理事長挨拶

特定非営利活動法人 日本歯科保存学会
理事長 松尾敬志

理事長

人生100年時代を迎え、歯科もその役割、そして考え方を変えつつあります。これまでの歯科は、むし歯などでできた歯の欠けた部分を治したり、歯周病などによって失った歯を補って『噛む機能を回復する』というのがその大きな役割でした。しかしこれからは、『できるだけ自分の歯を失わず一生を過ごせるよう患者さんに寄り添って、口の機能を保っていく』というのが歯科の役割になると考えられます。

日ごろ患者さんと接していて感じることは、患者さんは歯を抜かれたくないのはもちろんのこと、歯をできるだけ削られたくないと切に願っておられるということです。しかし残念なことに、例えばむし歯が進み歯の根だけになって噛むという機能が果たせなくなると、これを抜いてブリッジや入れ歯にするというのがこれまでの考え方でした。

噛むということを最優先にすると正しい選択ですが、ブリッジや入れ歯は当然のことながら、抜いた歯の負担を周りの歯にかけるということになります。この負担が残りの歯の寿命に影響することが明らかになってきました。噛む機能が損なわれた歯でもなんとか持たせ、残った歯を大切にすることも長生き時代を迎え、患者さんのひとつの選択肢ではと思います。

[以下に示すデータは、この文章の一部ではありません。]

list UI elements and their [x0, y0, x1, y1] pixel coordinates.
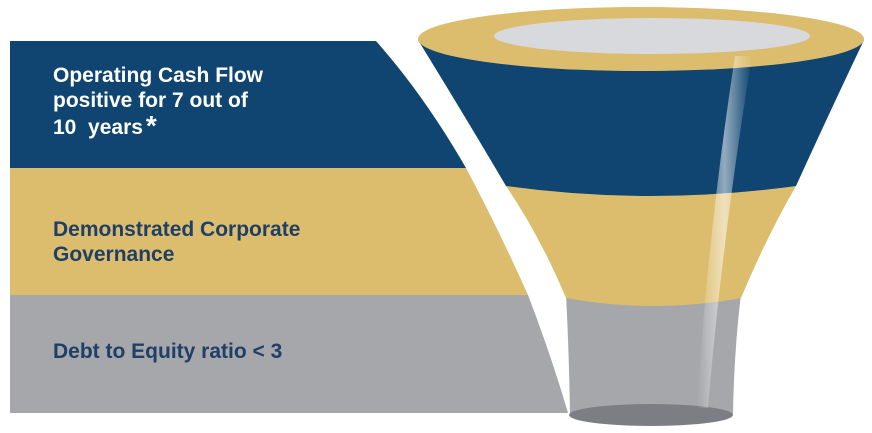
funnel-gray-section	[566, 294, 741, 421]
level-3-line-1: Debt to Equity ratio < 3	[53, 340, 283, 363]
funnel-navy-section	[418, 40, 864, 196]
band-gold	[10, 168, 528, 295]
level-1-line-3: 10 years	[53, 116, 143, 139]
level-2-line-2: Governance	[53, 243, 175, 266]
level-2-label: Demonstrated Corporate Governance	[53, 217, 300, 267]
band-navy	[10, 41, 466, 168]
level-3-label: Debt to Equity ratio < 3	[53, 339, 282, 364]
band-gray	[10, 295, 568, 413]
funnel-bottom-rim	[569, 404, 733, 426]
funnel-gold-section	[506, 186, 796, 306]
asterisk-footnote-marker: *	[145, 110, 157, 141]
funnel-highlight	[697, 56, 752, 408]
level-1-label: Operating Cash Flow positive for 7 out o…	[53, 63, 263, 140]
level-2-line-1: Demonstrated Corporate	[53, 218, 301, 241]
level-1-line-2: positive for 7 out of	[53, 89, 248, 112]
level-1-line-1: Operating Cash Flow	[53, 64, 264, 87]
funnel-opening	[494, 18, 810, 54]
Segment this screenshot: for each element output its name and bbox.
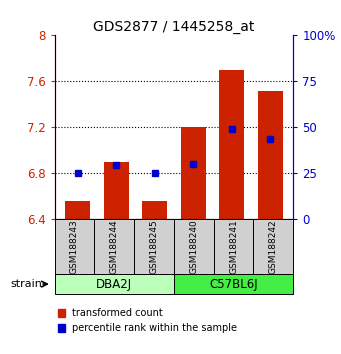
Text: GSM188244: GSM188244: [110, 219, 119, 274]
Text: GSM188240: GSM188240: [189, 219, 198, 274]
Text: strain: strain: [10, 279, 42, 289]
Bar: [104, 162, 129, 219]
Bar: [65, 201, 90, 219]
Bar: [142, 201, 167, 219]
Text: C57BL6J: C57BL6J: [209, 278, 258, 291]
Bar: [181, 127, 206, 219]
Text: GSM188243: GSM188243: [70, 219, 79, 274]
Title: GDS2877 / 1445258_at: GDS2877 / 1445258_at: [93, 21, 255, 34]
Text: GSM188242: GSM188242: [269, 219, 278, 274]
Bar: [219, 70, 244, 219]
Text: GSM188241: GSM188241: [229, 219, 238, 274]
Bar: [258, 91, 283, 219]
Text: percentile rank within the sample: percentile rank within the sample: [72, 323, 237, 333]
Text: DBA2J: DBA2J: [96, 278, 132, 291]
Text: GSM188245: GSM188245: [149, 219, 159, 274]
Text: transformed count: transformed count: [72, 308, 162, 318]
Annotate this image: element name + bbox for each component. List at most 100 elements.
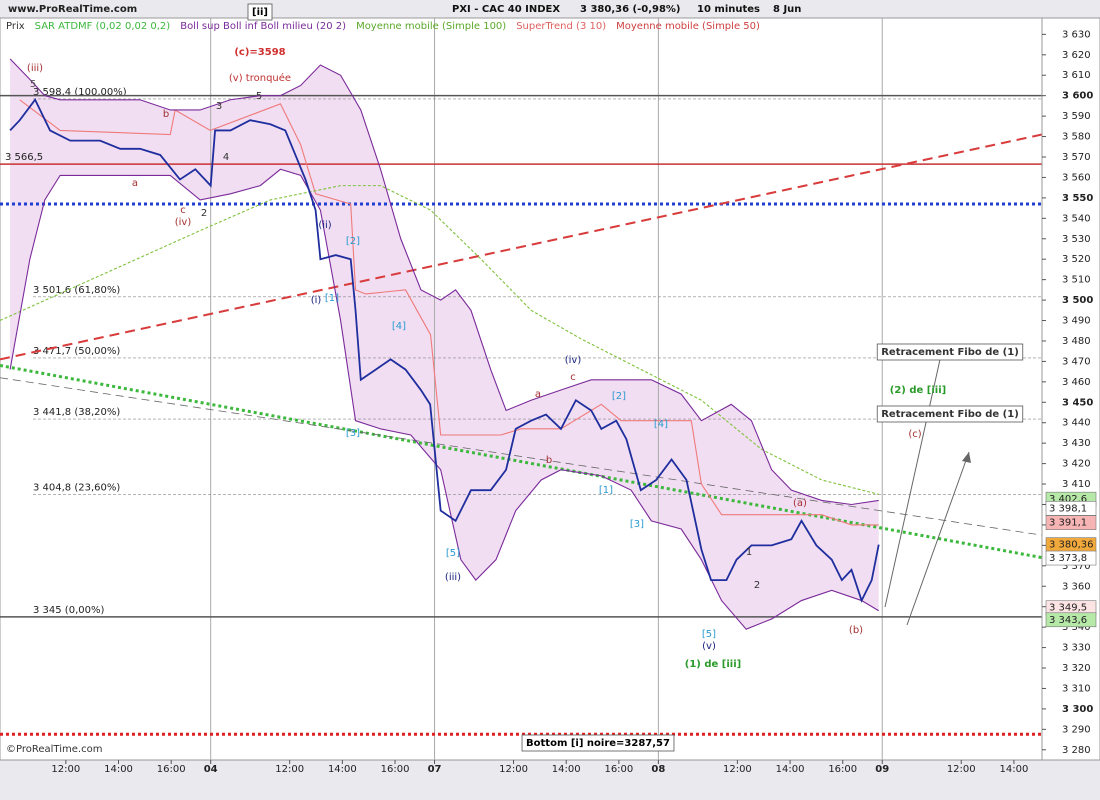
annotation: 2 xyxy=(201,208,207,219)
x-tick-label: 14:00 xyxy=(328,764,357,775)
annotation-box xyxy=(876,343,1024,361)
y-tick-label: 3 410 xyxy=(1062,479,1091,490)
y-tick-label: 3 370 xyxy=(1062,561,1091,572)
fibo-label: 3 471,7 (50,00%) xyxy=(33,346,120,357)
fibo-label: 3 501,6 (61,80%) xyxy=(33,285,120,296)
x-tick-label: 16:00 xyxy=(828,764,857,775)
y-tick-label: 3 360 xyxy=(1062,581,1091,592)
annotation: [5] xyxy=(702,629,716,640)
right-axis-bg xyxy=(1041,17,1100,761)
annotation: [1] xyxy=(325,293,339,304)
y-tick-label: 3 620 xyxy=(1062,50,1091,61)
price-tag xyxy=(1045,612,1097,628)
annotation: [3] xyxy=(346,428,360,439)
y-tick-label: 3 420 xyxy=(1062,459,1091,470)
y-tick-label: 3 530 xyxy=(1062,234,1091,245)
y-tick-label: 3 310 xyxy=(1062,683,1091,694)
annotation: Retracement Fibo de (1) xyxy=(881,409,1019,420)
annotation: 2 xyxy=(754,580,760,591)
annotation: b xyxy=(163,109,169,120)
annotation: c xyxy=(180,205,186,216)
x-tick-label: 16:00 xyxy=(157,764,186,775)
annotation: (a) xyxy=(793,498,807,509)
annotation: (iii) xyxy=(27,63,43,74)
annotation: (iii) xyxy=(445,572,461,583)
price-line xyxy=(9,98,880,603)
copyright: ©ProRealTime.com xyxy=(6,744,102,755)
annotation: Bottom [i] noire=3287,57 xyxy=(526,738,670,749)
arrow-head xyxy=(962,452,971,463)
annotation: [5] xyxy=(446,548,460,559)
annotation: a xyxy=(535,389,541,400)
indicator-line xyxy=(9,168,880,630)
legend-entry: Moyenne mobile (Simple 100) xyxy=(356,21,506,32)
annotation: c xyxy=(570,372,576,383)
price-tag-label: 3 402,6 xyxy=(1049,494,1087,505)
annotation: 5 xyxy=(30,79,36,90)
y-tick-label: 3 610 xyxy=(1062,70,1091,81)
price-tag xyxy=(1045,501,1097,516)
annotation: [ii] xyxy=(252,7,268,18)
x-tick-label: 16:00 xyxy=(604,764,633,775)
site-name: www.ProRealTime.com xyxy=(8,4,137,15)
y-tick-label: 3 300 xyxy=(1062,704,1093,715)
y-tick-label: 3 630 xyxy=(1062,29,1091,40)
annotation-box xyxy=(876,405,1024,423)
legend-entry: SuperTrend (3 10) xyxy=(516,21,606,32)
y-tick-label: 3 440 xyxy=(1062,418,1091,429)
plot-layer: 3 598,4 (100,00%) 3 566,5 3 501,6 (61,80%)… xyxy=(0,18,1042,760)
annotation: [2] xyxy=(612,391,626,402)
y-tick-label: 3 520 xyxy=(1062,254,1091,265)
y-tick-label: 3 490 xyxy=(1062,316,1091,327)
annotation: (2) de [iii] xyxy=(890,385,946,396)
quote: 3 380,36 (-0,98%) xyxy=(580,4,681,15)
fibo-label: 3 566,5 xyxy=(5,152,43,163)
annotation: (v) xyxy=(702,641,716,652)
x-tick-label: 14:00 xyxy=(999,764,1028,775)
annotation: [2] xyxy=(346,236,360,247)
annotation: Retracement Fibo de (1) xyxy=(881,347,1019,358)
x-tick-label: 08 xyxy=(651,764,665,775)
x-tick-label: 12:00 xyxy=(51,764,80,775)
y-tick-label: 3 290 xyxy=(1062,724,1091,735)
y-tick-label: 3 320 xyxy=(1062,663,1091,674)
y-tick-label: 3 470 xyxy=(1062,356,1091,367)
trend-line xyxy=(0,364,1042,560)
y-tick-label: 3 590 xyxy=(1062,111,1091,122)
y-tick-label: 3 560 xyxy=(1062,172,1091,183)
annotation: (1) de [iii] xyxy=(685,659,741,670)
annotation: [4] xyxy=(654,419,668,430)
annotation: (b) xyxy=(849,625,863,636)
price-tag xyxy=(1045,550,1097,566)
annotation: (iv) xyxy=(175,217,192,228)
projection-arrow xyxy=(884,345,944,608)
price-tag-label: 3 380,36 xyxy=(1049,540,1094,551)
x-tick-label: 04 xyxy=(204,764,218,775)
y-tick-label: 3 540 xyxy=(1062,213,1091,224)
y-tick-label: 3 500 xyxy=(1062,295,1093,306)
annotation: (v) tronquée xyxy=(229,72,291,84)
annotation: (c) xyxy=(908,429,921,440)
annotation: [4] xyxy=(392,321,406,332)
x-tick-label: 14:00 xyxy=(776,764,805,775)
indicator-line xyxy=(9,58,879,506)
instrument: PXI - CAC 40 INDEX xyxy=(452,4,560,15)
y-tick-label: 3 450 xyxy=(1062,397,1093,408)
y-tick-label: 3 460 xyxy=(1062,377,1091,388)
x-tick-label: 12:00 xyxy=(723,764,752,775)
x-tick-label: 14:00 xyxy=(552,764,581,775)
y-tick-label: 3 580 xyxy=(1062,132,1091,143)
y-tick-label: 3 510 xyxy=(1062,275,1091,286)
price-tag-label: 3 398,1 xyxy=(1049,503,1087,514)
y-tick-label: 3 600 xyxy=(1062,91,1093,102)
annotation-box xyxy=(247,3,273,21)
annotation: (ii) xyxy=(318,220,331,231)
annotation: (iv) xyxy=(565,355,582,366)
period: 10 minutes xyxy=(697,4,760,15)
annotation: (i) xyxy=(311,295,322,306)
fibo-label: 3 404,8 (23,60%) xyxy=(33,483,120,494)
trend-line xyxy=(0,377,1042,536)
annotation: 5 xyxy=(256,91,262,102)
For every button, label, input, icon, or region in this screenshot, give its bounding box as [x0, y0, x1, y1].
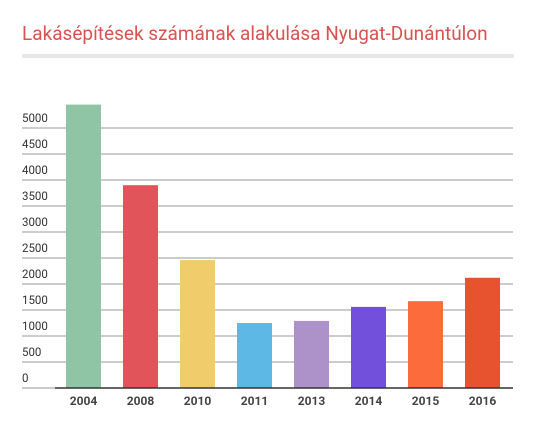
- chart-title: Lakásépítések számának alakulása Nyugat-…: [22, 22, 488, 45]
- y-tick-label: 1000: [22, 319, 48, 333]
- y-tick-label: 4500: [22, 137, 48, 151]
- bar: [123, 185, 158, 388]
- y-tick-label: 2500: [22, 241, 48, 255]
- y-tick-label: 500: [22, 345, 41, 359]
- bar: [180, 260, 215, 388]
- y-tick-label: 2000: [22, 267, 48, 281]
- x-tick-label: 2004: [70, 394, 98, 408]
- x-tick-label: 2015: [412, 394, 440, 408]
- bar: [66, 104, 101, 388]
- x-tick-label: 2016: [469, 394, 497, 408]
- title-rule: [22, 54, 514, 58]
- y-tick-label: 4000: [22, 163, 48, 177]
- bar: [294, 320, 329, 388]
- y-tick-label: 5000: [22, 111, 48, 125]
- x-tick-label: 2013: [298, 394, 326, 408]
- x-tick-label: 2014: [355, 394, 383, 408]
- y-tick-label: 3500: [22, 189, 48, 203]
- bar: [408, 301, 443, 388]
- y-tick-label: 1500: [22, 293, 48, 307]
- y-tick-label: 0: [22, 371, 28, 385]
- x-tick-label: 2008: [127, 394, 155, 408]
- bar: [351, 306, 386, 388]
- x-tick-label: 2010: [184, 394, 212, 408]
- x-tick-label: 2011: [241, 394, 269, 408]
- y-tick-label: 3000: [22, 215, 48, 229]
- bar: [237, 323, 272, 388]
- bar: [465, 277, 500, 388]
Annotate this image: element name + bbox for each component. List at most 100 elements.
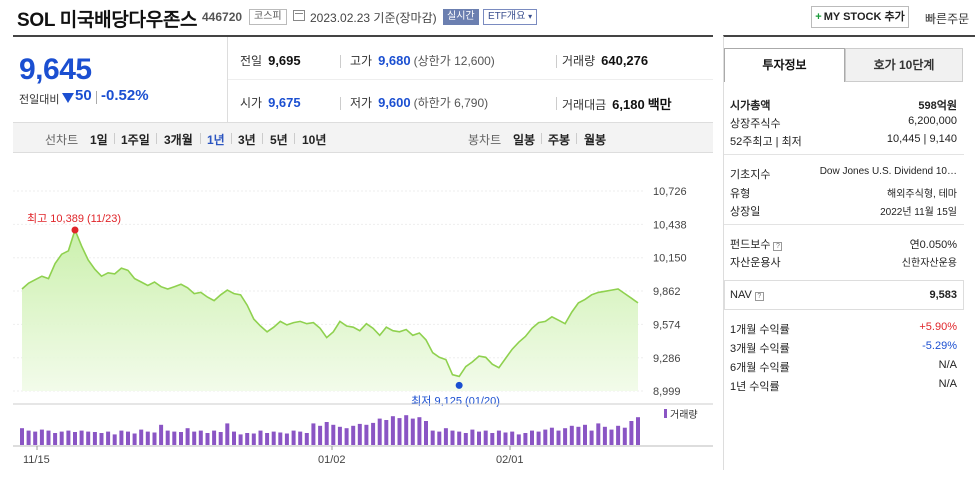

むし歯や歯周病になると歯の磨き方が悪いからといわれますが、実際はもっと複雑で、口の中の細菌の種類や量、唾液の量や質、噛み合わせの具合、そして全身の状態など、多くの要因が絡んでいることが分かってきました。これらを正しく診断して『患者さんに合った歯科治療を選択していく』ことが歯科医のこれからの役割ではと考えます。

長生き時代を迎えた今、歯科は皆様に寄り添い口の機能を守ることで健康長寿に寄与できると確信しております。特に歯を抜かずに保つという「歯科保存学」は、これからの時代に重要となる歯科分野と考えられます。是非、日本歯科保存学会の市民公開講座などに参加され、むし歯や歯周病に関する知識を吸収して歯を守る智恵すなわち「歯科保存」の考え方をご理解いただき、健康寿命の延伸やQOLの向上に役立てていただければ幸甚です。